Home

Awesome

EDA Tutorial

This repo holds the contents developed for the tutorial, Exploratory Data Analysis in Python, presented at PyCon 2017 on May 17, 2017.

We suggest setting up your environment and testing it (as detailed below) and then following along the video of the tutorial found here.

As there was limited time for instruction, we also recommend pausing throughout and practicing some of the methods discussed as you go.

We welcome any PRs with other demonstrations of how you would perform EDA on the provided datasets.

The datasets

Before the tutorial

Microsoft Azure option

If you don't want to deal with setting up your environment or have any problems with the below instructions, you can work through the tutorial through Microsoft Azure Notebooks by creating an account and cloning the tutorial library found here (all of this is for free, forever).

Github option

1. Clone this repo

Clone this repository locally on your laptop.

  1. Go to the green Clone or download button at the top of the repository page and copy the https link.
  2. From the command line run the command:
git clone https://github.com/cmawer/pycon-2017-eda-tutorial.git

2. Set up your python environment

Install conda or miniconda

We recommend using conda for managing your python environments.
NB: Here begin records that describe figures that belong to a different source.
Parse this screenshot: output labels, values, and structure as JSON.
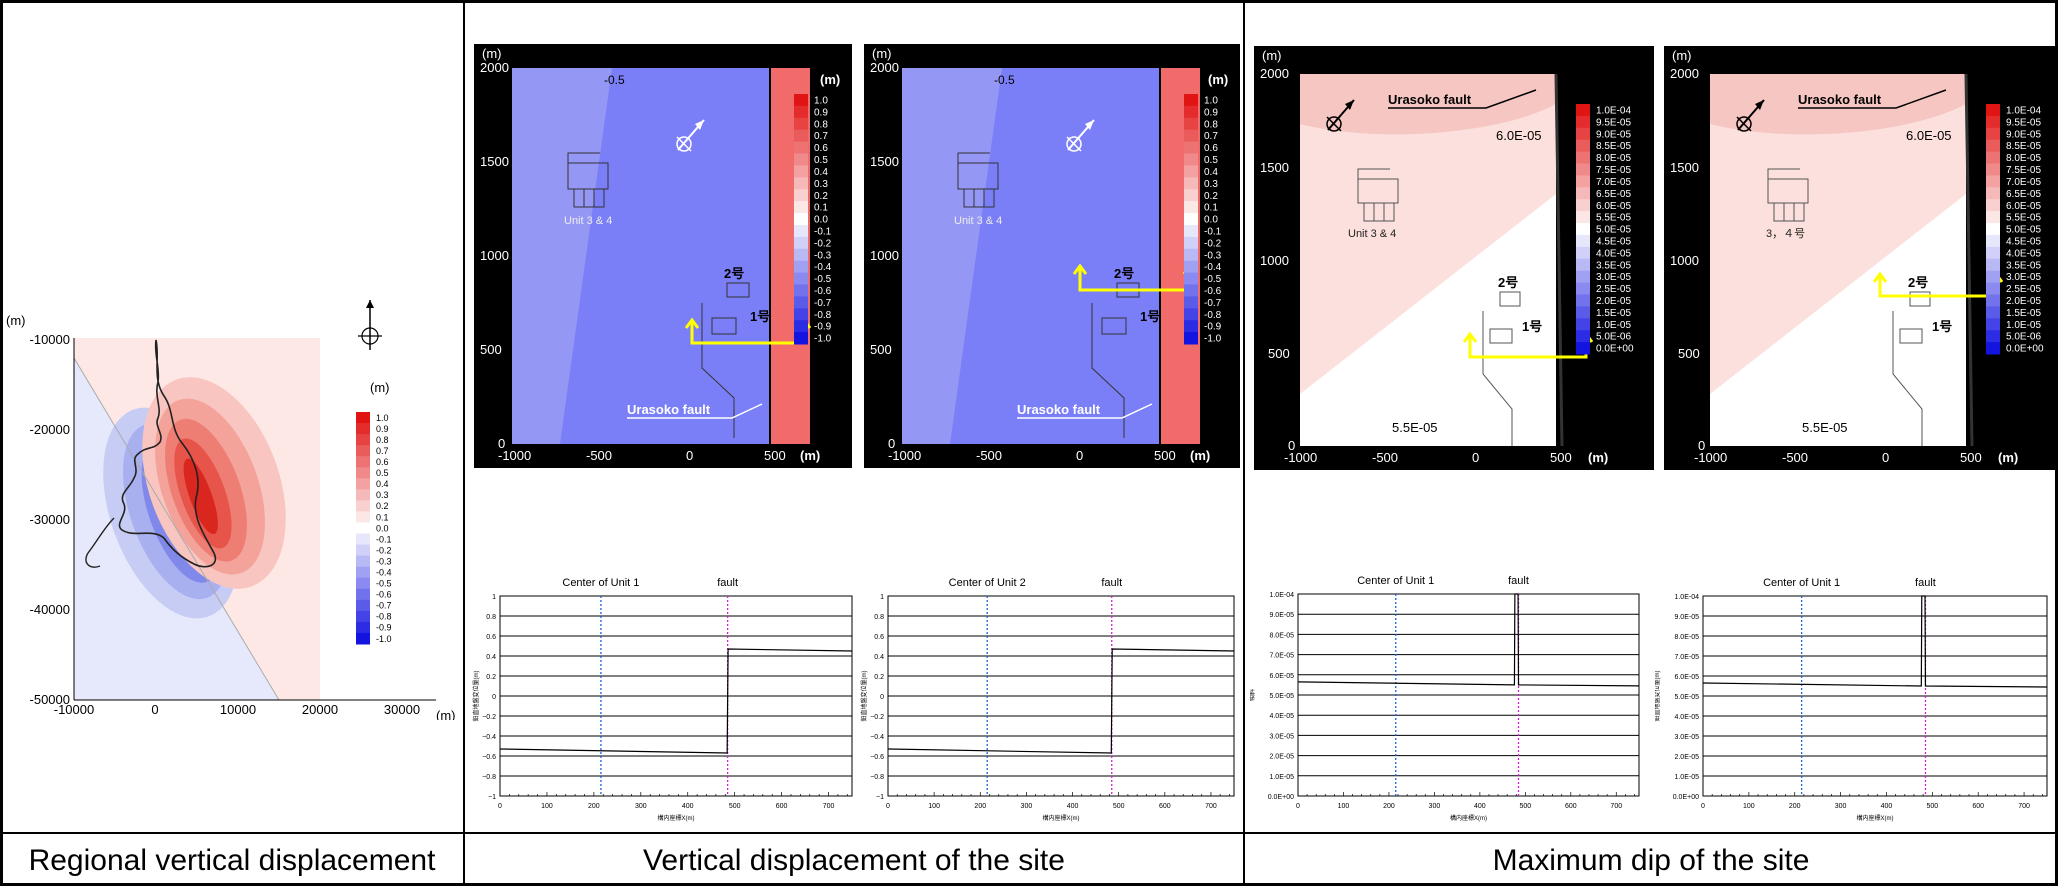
{
  "captions": {
    "regional": "Regional vertical displacement",
    "site_vertical": "Vertical displacement of the site",
    "site_dip": "Maximum dip of the site"
  },
  "regional_map": {
    "unit_label": "(m)",
    "x_ticks": [
      "-10000",
      "0",
      "10000",
      "20000",
      "30000"
    ],
    "y_ticks": [
      "-10000",
      "-20000",
      "-30000",
      "-40000",
      "-50000"
    ],
    "colorbar_unit": "(m)",
    "colorbar_labels": [
      "1.0",
      "0.9",
      "0.8",
      "0.7",
      "0.6",
      "0.5",
      "0.4",
      "0.3",
      "0.2",
      "0.1",
      "0.0",
      "-0.1",
      "-0.2",
      "-0.3",
      "-0.4",
      "-0.5",
      "-0.6",
      "-0.7",
      "-0.8",
      "-0.9",
      "-1.0"
    ]
  },
  "site_maps": [
    {
      "contour_label": "-0.5",
      "building_label": "Unit 3 & 4",
      "unit1_label": "1号",
      "unit2_label": "2号",
      "fault_label": "Urasoko fault",
      "unit_label": "(m)",
      "colorbar_unit": "(m)"
    },
    {
      "contour_label": "-0.5",
      "building_label": "Unit 3 & 4",
      "unit1_label": "1号",
      "unit2_label": "2号",
      "fault_label": "Urasoko fault",
      "unit_label": "(m)",
      "colorbar_unit": "(m)"
    },
    {
      "contour_label_upper": "6.0E-05",
      "contour_label_lower": "5.5E-05",
      "building_label": "Unit 3 & 4",
      "unit1_label": "1号",
      "unit2_label": "2号",
      "fault_label": "Urasoko fault",
      "unit_label": "(m)"
    },
    {
      "contour_label_upper": "6.0E-05",
      "contour_label_lower": "5.5E-05",
      "building_label": "3，４号",
      "unit1_label": "1号",
      "unit2_label": "2号",
      "fault_label": "Urasoko fault",
      "unit_label": "(m)"
    }
  ],
  "site_map_axes": {
    "x_ticks": [
      "-1000",
      "-500",
      "0",
      "500"
    ],
    "y_ticks": [
      "2000",
      "1500",
      "1000",
      "500",
      "0"
    ],
    "disp_colorbar": [
      "1.0",
      "0.9",
      "0.8",
      "0.7",
      "0.6",
      "0.5",
      "0.4",
      "0.3",
      "0.2",
      "0.1",
      "0.0",
      "-0.1",
      "-0.2",
      "-0.3",
      "-0.4",
      "-0.5",
      "-0.6",
      "-0.7",
      "-0.8",
      "-0.9",
      "-1.0"
    ],
    "dip_colorbar": [
      "1.0E-04",
      "9.5E-05",
      "9.0E-05",
      "8.5E-05",
      "8.0E-05",
      "7.5E-05",
      "7.0E-05",
      "6.5E-05",
      "6.0E-05",
      "5.5E-05",
      "5.0E-05",
      "4.5E-05",
      "4.0E-05",
      "3.5E-05",
      "3.0E-05",
      "2.5E-05",
      "2.0E-05",
      "1.5E-05",
      "1.0E-05",
      "5.0E-06",
      "0.0E+00"
    ]
  },
  "chart_data": [
    {
      "type": "line",
      "title": "",
      "annotations": [
        "Center of Unit 1",
        "fault"
      ],
      "xlim": [
        0,
        750
      ],
      "ylim": [
        -1,
        1
      ],
      "x_ticks": [
        0,
        100,
        200,
        300,
        400,
        500,
        600,
        700
      ],
      "y_ticks": [
        1,
        0.8,
        0.6,
        0.4,
        0.2,
        0,
        -0.2,
        -0.4,
        -0.6,
        -0.8,
        -1
      ],
      "y_tick_labels": [
        "1",
        "0.8",
        "0.6",
        "0.4",
        "0.2",
        "0",
        "−0.2",
        "−0.4",
        "−0.6",
        "−0.8",
        "−1"
      ],
      "xlabel": "構内座標X(m)",
      "ylabel": "鉛直地盤変位量(m)",
      "center_x": 215,
      "fault_x": 485,
      "series": [
        {
          "x": [
            0,
            484,
            486,
            750
          ],
          "y": [
            -0.53,
            -0.57,
            0.47,
            0.45
          ]
        }
      ]
    },
    {
      "type": "line",
      "title": "",
      "annotations": [
        "Center of Unit 2",
        "fault"
      ],
      "xlim": [
        0,
        750
      ],
      "ylim": [
        -1,
        1
      ],
      "x_ticks": [
        0,
        100,
        200,
        300,
        400,
        500,
        600,
        700
      ],
      "y_ticks": [
        1,
        0.8,
        0.6,
        0.4,
        0.2,
        0,
        -0.2,
        -0.4,
        -0.6,
        -0.8,
        -1
      ],
      "y_tick_labels": [
        "1",
        "0.8",
        "0.6",
        "0.4",
        "0.2",
        "0",
        "−0.2",
        "−0.4",
        "−0.6",
        "−0.8",
        "−1"
      ],
      "xlabel": "構内座標X(m)",
      "ylabel": "鉛直地盤変位量(m)",
      "center_x": 215,
      "fault_x": 485,
      "series": [
        {
          "x": [
            0,
            484,
            486,
            750
          ],
          "y": [
            -0.53,
            -0.57,
            0.47,
            0.45
          ]
        }
      ]
    },
    {
      "type": "line",
      "title": "",
      "annotations": [
        "Center of Unit 1",
        "fault"
      ],
      "xlim": [
        0,
        750
      ],
      "ylim": [
        0,
        0.0001
      ],
      "x_ticks": [
        0,
        100,
        200,
        300,
        400,
        500,
        600,
        700
      ],
      "y_ticks": [
        0.0001,
        9e-05,
        8e-05,
        7e-05,
        6e-05,
        5e-05,
        4e-05,
        3e-05,
        2e-05,
        1e-05,
        0
      ],
      "y_tick_labels": [
        "1.0E-04",
        "9.0E-05",
        "8.0E-05",
        "7.0E-05",
        "6.0E-05",
        "5.0E-05",
        "4.0E-05",
        "3.0E-05",
        "2.0E-05",
        "1.0E-05",
        "0.0E+00"
      ],
      "xlabel": "構内座標X(m)",
      "ylabel": "傾斜",
      "center_x": 215,
      "fault_x": 485,
      "series": [
        {
          "x": [
            0,
            476,
            477,
            484,
            485,
            750
          ],
          "y": [
            5.65e-05,
            5.5e-05,
            0.0001,
            0.0001,
            5.5e-05,
            5.45e-05
          ]
        }
      ]
    },
    {
      "type": "line",
      "title": "",
      "annotations": [
        "Center of Unit 1",
        "fault"
      ],
      "xlim": [
        0,
        750
      ],
      "ylim": [
        0,
        0.0001
      ],
      "x_ticks": [
        0,
        100,
        200,
        300,
        400,
        500,
        600,
        700
      ],
      "y_ticks": [
        0.0001,
        9e-05,
        8e-05,
        7e-05,
        6e-05,
        5e-05,
        4e-05,
        3e-05,
        2e-05,
        1e-05,
        0
      ],
      "y_tick_labels": [
        "1.0E-04",
        "9.0E-05",
        "8.0E-05",
        "7.0E-05",
        "6.0E-05",
        "5.0E-05",
        "4.0E-05",
        "3.0E-05",
        "2.0E-05",
        "1.0E-05",
        "0.0E+00"
      ],
      "xlabel": "構内座標X(m)",
      "ylabel": "鉛直地盤変位量(m)",
      "center_x": 215,
      "fault_x": 485,
      "series": [
        {
          "x": [
            0,
            476,
            477,
            484,
            485,
            750
          ],
          "y": [
            5.65e-05,
            5.5e-05,
            0.0001,
            0.0001,
            5.5e-05,
            5.45e-05
          ]
        }
      ]
    }
  ]
}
Specifically, we like miniconda, which is the most lightweight installation. You can install miniconda here. However, the full anaconda is good for beginners as it comes with many packages already installed.

Create your environment

Once installed, you can create the environment necessary for running this tutorial by running the following command from the command line in the setup/ directory of this repository:

conda update conda

then:

conda env create -f environment.yml

This command will create a new environment named eda3.

Activate your environment

To activate the environment you can run this command from any directory:

source activate eda3 (Mac/Linux)

activate eda3 (Windows)

Non-conda users

If you are experienced in python and do not use conda, the requirements.txt file is available also in the setup/ directory for pip installation. This was our environment frozen as is for a Mac. If using Windows or Linux, you may need to remove some of the version requirements.

3. Enable ipywidgets

We will be using widgets to create interactive visualizations. They will have been installed during your environment setup but you still need to run the following from the commandline:

jupyter nbextension enable --py --sys-prefix widgetsnbextension

4. Test your python environment

Now that your environment is set up, let's check that it works.

  1. Go to the setup/ directory from the command line and start a Jupyter notebook instance:
jupyter notebook

a lot of text should appear -- you need to leave this terminal running for your Jupyter instance to work.

  1. Assuming this worked, open up the notebook titled test-my-environment.ipynb

  2. Once the notebook is open, go to the Cell menu and select Run All.

  3. Check that every cell in the notebook ran (i.e did not produce error as output). test-my-environment.html shows what the notebook should look like after running.